Hizbullah’ı bu dönemdeki paramiliter gruplardan ayıran özelliği nedir?
Hizbullah da benzer
biçimde yasal olmayan, devlet tarafından direkt kurulmayan ama devlet
tarafından kullanılan bir grup. JİTEM gibi gruplardan daha farklıdır.
1970’ler
sonu, 80’ler başında radikal İslamcı Kürtlerin Batman’da oluşturdukları illegal
bir örgüttür. 1991 – 1995 arası Kürdistan’daki çatışmaların en yoğun olduğu dönemdir.

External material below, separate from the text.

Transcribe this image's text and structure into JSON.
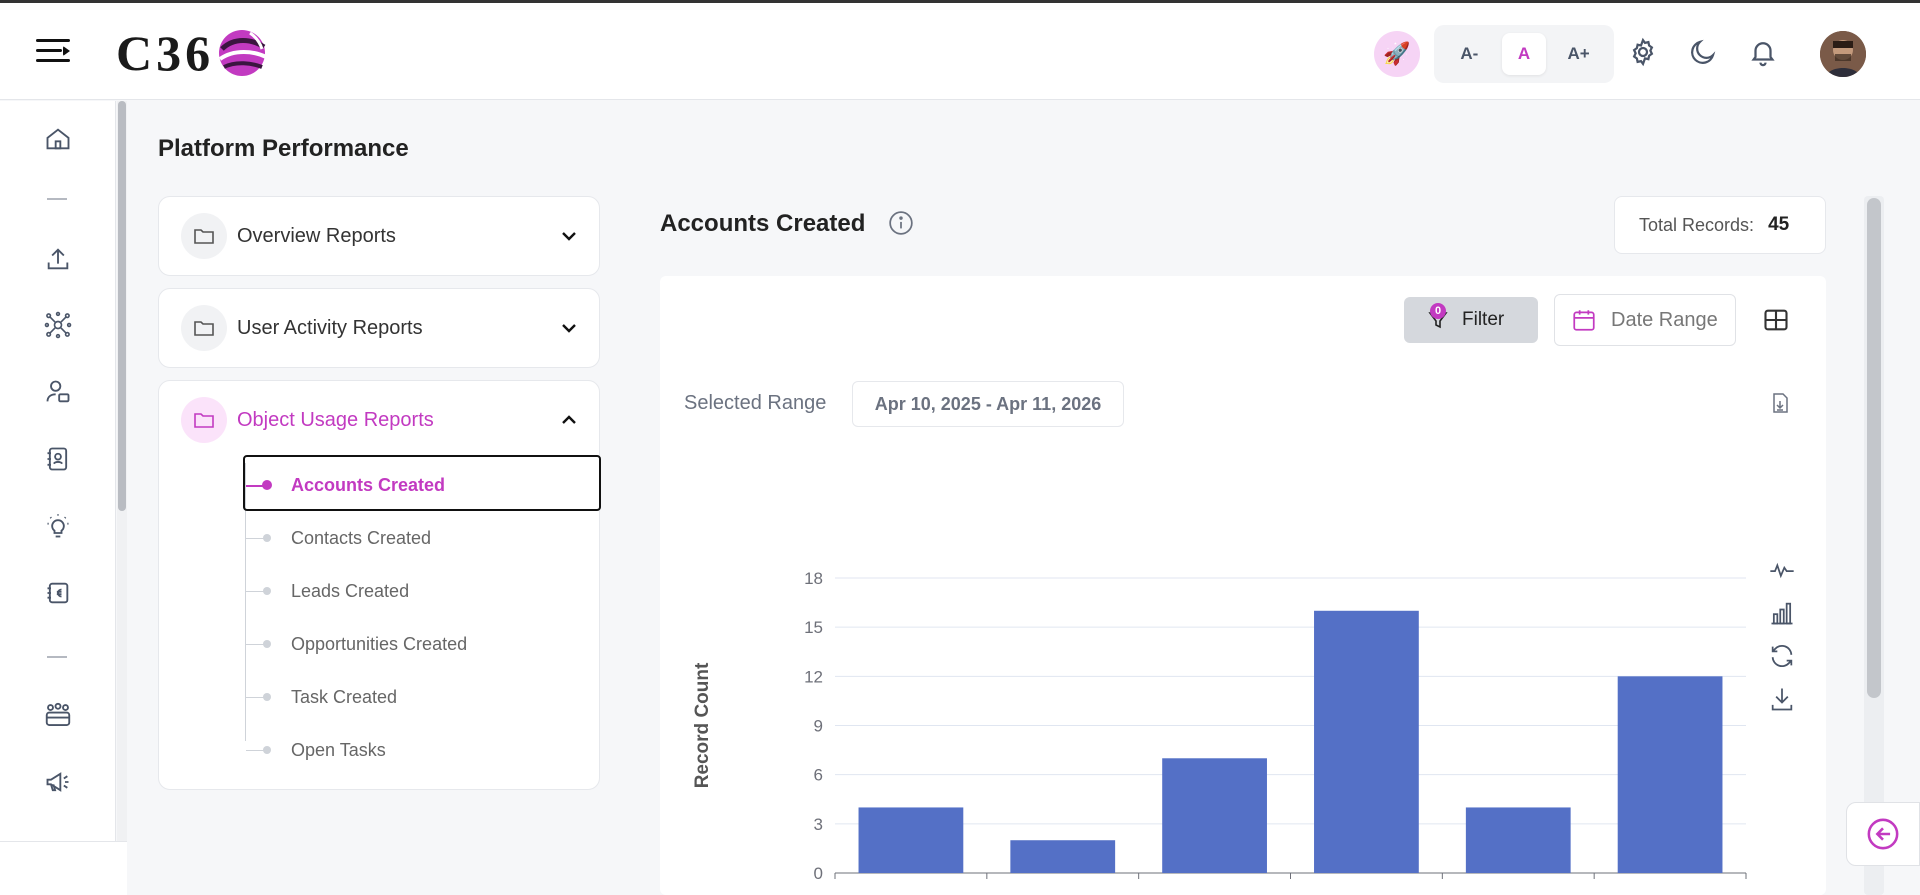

1993 ile 1994 şiddetin zirvede olduğu, köylerin yakıldığı, faili meçhullerin,
zorla kaybetmelerin en fazla yaşandığı yıllardır. Hizbullah tam da bu dönem
silahlanıyor, radikalleşiyor.
Arif
Doğan “JİTEM’i Biz Kurduk” adlı kitabında, Hizbullah’ı PKK’ye karşı
kendilerinin kurduğunu söyler. Ama Hizbullah’ın kendi kaynaklarına ve Hizbullah
hakkında çıkan kimi akademik metinlere baktığımızda 1970 sonlarından itibaren,
özellikle 80’li yıllarda bu ekip zaten var. Bu ekip İran’a gidip gelen gruplar
içerisindedir. Lübnan’da İran’ın desteklediği Şii Hizbullah grubu bulunuyor.
Türk Hizbullah’ı ya da Kürt Hizbullah’ı dediğimiz grup ise radikal Sünni bir
gruptur. Hizbullah’ın PKK yanlısı Kürtlere (hem PKK hem de rakip İslamcı
grupların destekçilerine) karşı uyguladığı şiddet ağırlıklı olarak 91 – 95
yıllarını arasını kapsıyor.
Kimileri
95’ten itibaren Kürtlerin içindeki iç tartışmalarla, hatırı sayılır insanların
araya girmesiyle çatışmaların azaldığını söyler. İşin bir tarafı bu olabilir.
Ama diğer taraftan 95’ten sonra Hizbullah’ın şiddeti azalıyor. Devlet mi yoksa
Hizbullah mı bunu istedi, buna dair net bir bilgi yok.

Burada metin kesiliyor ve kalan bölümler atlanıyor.